Serica sinuosa

Scientific classification
- Kingdom: Animalia
- Phylum: Arthropoda
- Class: Insecta
- Order: Coleoptera
- Suborder: Polyphaga
- Infraorder: Scarabaeiformia
- Family: Scarabaeidae
- Genus: Serica
- Species: S. sinuosa
- Binomial name: Serica sinuosa (Kobayashi & Yu, 2000)
- Synonyms: Taiwanoserica sinuosa Kobayashi & Yu, 2000;

= Serica sinuosa =

- Genus: Serica
- Species: sinuosa
- Authority: (Kobayashi & Yu, 2000)
- Synonyms: Taiwanoserica sinuosa Kobayashi & Yu, 2000

Species of beetle

Serica sinuosa is a species of beetle of the family Scarabaeidae.
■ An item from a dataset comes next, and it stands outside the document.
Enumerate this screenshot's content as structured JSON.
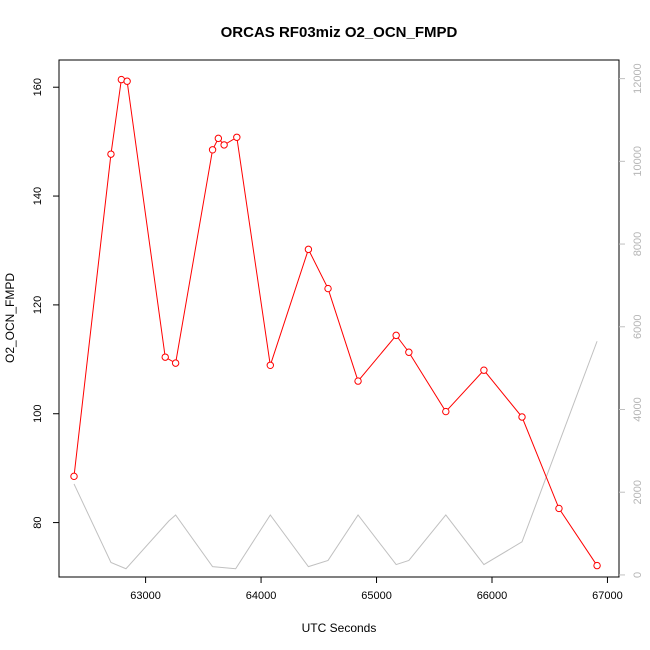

It is found in Taiwan.

==Description==
Adults reach a length of about 7.8–8.5 mm. They have a light to medium reddish brown, elongate oval body. The clypeus, tibiae and tarsi are reddish brown, the frons and vertex blackish brown and the antennae yellowish brown. The dorsal surface is mottled with blackish patches. The surface of the body is opaque, with the clypeus, antennae and legs shining.

==Etymology==
The species name refers to its sinuate middle femur.